Harrington noted that some regions are dominated by one or two insurers but said that has little to do with the McCarran-Ferguson exemption and much to do with how federal and state officials have enforced mergers and acquisitions. (The Government Accountability Office updated an earlier report on insurance market competitiveness on Feb. 27, 2009).
Randy Stutz, a research fellow at the American Antitrust Institute, a nonprofit advocacy group that favors stricter antitrust enforcement, said it’s difficult to know whether insurers are engaging in behavior that would violate federal antitrust laws because “collusion is inherently secretive in nature,” adding, “You sort of have a Catch-22.”
He said that there isn’t evidence of illegal activity. Still, he said, federal antitrust laws have become more flexible since the enactment of McCarran-Ferguson, so the exemption for insurers is no longer needed for them to share historical data.
“The activities that McCarran was probably designed to protect are likely already allowed under the federal antitrust laws,” he said.
What would happen if the exemption were repealed?
An analysis by the Congressional Budget Office estimated that repealing the antitrust exemption for health insurers “would have no significant effects on either the federal budget or the premiums that private insurers charged for health insurance.” The CBO found that premiums might increase or decrease, “but in either case the magnitude of the effects is likely to be quite small.”
Defeating the bill is not a top priority for America’s Health Insurance Plans, the health insurance industry’s top trade association; officials said the legislation targets a problem that does not exist. But they say they are worried that any repeal could lead to an increase of lawsuits because lawyers may jump to challenge insurer practices that may be legal even without the exemption.
But J. Robert Hunter, director of insurance at the Consumer Federation of America and a former federal insurance administrator, said repealing the law could have an enormous impact on how insurers do business. He cited a recent case in New York where insurers were sharing pricing information on out-of-network procedures. “That wouldn’t happen without an antitrust exemption,” he says.
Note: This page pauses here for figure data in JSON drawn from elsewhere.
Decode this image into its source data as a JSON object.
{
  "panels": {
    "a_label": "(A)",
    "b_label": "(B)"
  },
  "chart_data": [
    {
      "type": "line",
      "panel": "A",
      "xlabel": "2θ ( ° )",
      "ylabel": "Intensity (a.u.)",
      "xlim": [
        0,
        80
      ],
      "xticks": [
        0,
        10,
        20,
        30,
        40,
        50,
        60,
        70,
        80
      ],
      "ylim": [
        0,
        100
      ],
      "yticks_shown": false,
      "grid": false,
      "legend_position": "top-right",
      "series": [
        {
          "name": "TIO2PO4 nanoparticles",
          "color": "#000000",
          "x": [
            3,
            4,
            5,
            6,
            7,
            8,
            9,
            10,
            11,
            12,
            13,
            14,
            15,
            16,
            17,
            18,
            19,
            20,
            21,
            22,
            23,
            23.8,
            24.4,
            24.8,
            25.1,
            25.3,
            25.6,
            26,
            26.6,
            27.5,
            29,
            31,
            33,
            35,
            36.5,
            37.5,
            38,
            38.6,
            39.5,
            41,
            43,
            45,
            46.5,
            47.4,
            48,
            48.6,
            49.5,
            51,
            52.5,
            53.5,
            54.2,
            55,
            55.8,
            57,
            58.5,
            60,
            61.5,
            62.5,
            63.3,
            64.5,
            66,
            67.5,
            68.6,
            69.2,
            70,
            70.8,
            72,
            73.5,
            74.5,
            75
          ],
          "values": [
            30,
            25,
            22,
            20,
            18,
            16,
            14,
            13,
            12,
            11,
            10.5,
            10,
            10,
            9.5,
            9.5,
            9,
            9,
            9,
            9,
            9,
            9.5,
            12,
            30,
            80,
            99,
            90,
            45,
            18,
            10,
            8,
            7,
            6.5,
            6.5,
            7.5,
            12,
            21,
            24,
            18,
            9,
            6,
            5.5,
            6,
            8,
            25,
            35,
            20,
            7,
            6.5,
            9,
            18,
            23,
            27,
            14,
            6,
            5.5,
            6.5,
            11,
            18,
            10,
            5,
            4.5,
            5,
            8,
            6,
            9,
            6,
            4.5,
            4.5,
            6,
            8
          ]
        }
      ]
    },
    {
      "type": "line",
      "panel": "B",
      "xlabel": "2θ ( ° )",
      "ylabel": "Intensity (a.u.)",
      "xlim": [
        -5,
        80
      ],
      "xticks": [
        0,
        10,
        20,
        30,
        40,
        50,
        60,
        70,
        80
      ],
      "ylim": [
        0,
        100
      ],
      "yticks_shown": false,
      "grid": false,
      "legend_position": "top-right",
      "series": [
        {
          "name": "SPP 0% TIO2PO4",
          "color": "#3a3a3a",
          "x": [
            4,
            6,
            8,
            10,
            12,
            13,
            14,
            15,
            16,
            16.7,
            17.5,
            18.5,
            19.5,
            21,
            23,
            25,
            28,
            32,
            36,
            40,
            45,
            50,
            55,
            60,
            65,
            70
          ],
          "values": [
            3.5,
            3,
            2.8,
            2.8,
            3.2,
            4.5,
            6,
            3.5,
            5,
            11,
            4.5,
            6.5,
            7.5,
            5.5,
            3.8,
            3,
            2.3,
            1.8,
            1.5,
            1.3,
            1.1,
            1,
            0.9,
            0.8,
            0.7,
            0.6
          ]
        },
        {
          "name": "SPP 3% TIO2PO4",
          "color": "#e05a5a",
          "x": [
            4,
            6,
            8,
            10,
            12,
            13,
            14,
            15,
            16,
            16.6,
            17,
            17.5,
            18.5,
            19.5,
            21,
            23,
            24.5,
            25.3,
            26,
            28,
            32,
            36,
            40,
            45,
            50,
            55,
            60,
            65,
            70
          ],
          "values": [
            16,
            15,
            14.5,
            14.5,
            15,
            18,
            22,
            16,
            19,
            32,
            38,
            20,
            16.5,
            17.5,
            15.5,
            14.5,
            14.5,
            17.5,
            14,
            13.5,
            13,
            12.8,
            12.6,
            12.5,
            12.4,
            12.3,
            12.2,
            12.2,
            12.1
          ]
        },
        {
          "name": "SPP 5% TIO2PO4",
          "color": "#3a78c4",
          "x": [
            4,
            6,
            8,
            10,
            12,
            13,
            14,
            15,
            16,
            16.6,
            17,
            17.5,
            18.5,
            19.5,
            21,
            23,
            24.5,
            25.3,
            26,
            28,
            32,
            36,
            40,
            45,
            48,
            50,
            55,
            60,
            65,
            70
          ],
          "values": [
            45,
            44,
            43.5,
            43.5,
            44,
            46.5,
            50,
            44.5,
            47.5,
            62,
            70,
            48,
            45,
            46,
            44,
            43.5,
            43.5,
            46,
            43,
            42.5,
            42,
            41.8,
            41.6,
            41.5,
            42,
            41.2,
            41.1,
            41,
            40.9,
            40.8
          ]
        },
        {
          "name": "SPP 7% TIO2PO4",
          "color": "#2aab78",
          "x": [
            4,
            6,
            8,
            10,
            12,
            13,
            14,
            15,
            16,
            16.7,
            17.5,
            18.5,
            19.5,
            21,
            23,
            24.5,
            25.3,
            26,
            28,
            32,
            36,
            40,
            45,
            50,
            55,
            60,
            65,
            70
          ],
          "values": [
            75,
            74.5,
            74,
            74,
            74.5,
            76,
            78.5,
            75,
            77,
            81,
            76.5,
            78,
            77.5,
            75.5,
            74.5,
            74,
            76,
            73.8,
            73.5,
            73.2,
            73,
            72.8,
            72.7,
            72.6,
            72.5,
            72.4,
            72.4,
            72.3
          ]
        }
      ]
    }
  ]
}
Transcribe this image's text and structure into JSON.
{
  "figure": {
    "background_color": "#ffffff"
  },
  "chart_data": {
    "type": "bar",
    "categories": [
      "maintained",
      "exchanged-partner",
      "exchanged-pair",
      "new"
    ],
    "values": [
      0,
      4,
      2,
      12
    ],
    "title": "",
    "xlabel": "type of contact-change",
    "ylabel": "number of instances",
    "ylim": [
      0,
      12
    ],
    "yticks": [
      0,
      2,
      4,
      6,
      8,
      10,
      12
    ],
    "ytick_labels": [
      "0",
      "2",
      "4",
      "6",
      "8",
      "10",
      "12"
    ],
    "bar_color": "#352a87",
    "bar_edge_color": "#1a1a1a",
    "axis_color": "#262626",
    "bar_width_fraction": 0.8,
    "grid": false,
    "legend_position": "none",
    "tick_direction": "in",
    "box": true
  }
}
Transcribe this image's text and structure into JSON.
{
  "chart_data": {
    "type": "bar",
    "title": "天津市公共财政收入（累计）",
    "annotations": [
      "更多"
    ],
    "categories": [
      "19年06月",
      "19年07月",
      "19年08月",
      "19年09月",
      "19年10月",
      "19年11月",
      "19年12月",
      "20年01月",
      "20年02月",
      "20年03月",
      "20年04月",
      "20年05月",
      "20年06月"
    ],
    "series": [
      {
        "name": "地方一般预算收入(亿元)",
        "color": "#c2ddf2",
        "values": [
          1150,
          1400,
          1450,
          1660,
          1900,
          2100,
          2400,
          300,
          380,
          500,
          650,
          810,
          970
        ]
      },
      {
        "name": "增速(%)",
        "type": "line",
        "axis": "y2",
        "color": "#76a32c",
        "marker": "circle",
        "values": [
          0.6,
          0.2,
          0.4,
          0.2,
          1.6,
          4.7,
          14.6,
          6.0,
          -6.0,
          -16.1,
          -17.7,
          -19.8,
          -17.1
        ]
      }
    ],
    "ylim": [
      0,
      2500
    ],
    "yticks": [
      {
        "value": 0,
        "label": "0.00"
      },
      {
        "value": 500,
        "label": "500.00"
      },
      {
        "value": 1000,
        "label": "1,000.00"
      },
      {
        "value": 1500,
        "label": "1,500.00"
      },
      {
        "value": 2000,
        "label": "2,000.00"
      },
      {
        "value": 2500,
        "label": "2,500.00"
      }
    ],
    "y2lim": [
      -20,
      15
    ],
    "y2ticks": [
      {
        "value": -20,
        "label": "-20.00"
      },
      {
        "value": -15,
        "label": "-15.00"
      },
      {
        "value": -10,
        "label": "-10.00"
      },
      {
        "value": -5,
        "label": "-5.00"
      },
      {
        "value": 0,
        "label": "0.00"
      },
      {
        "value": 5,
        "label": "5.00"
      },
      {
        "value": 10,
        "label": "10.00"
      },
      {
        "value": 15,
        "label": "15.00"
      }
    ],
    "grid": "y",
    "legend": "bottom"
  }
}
David Balto, a senior fellow at the Center for American Progress, a left-leaning think tank, and a former policy director of the FTC’s Bureau of Competition, said it’s important for the federal government to take a more active role in regulating insurers because state regulation has been uneven. “Less than a third of states have brought consumer protection actions against insurers,” he said.
Balto added that ending the antitrust exemption is long overdue. “There’s no industry where competition is so clearly vanquished as in health insurance industry,” he said.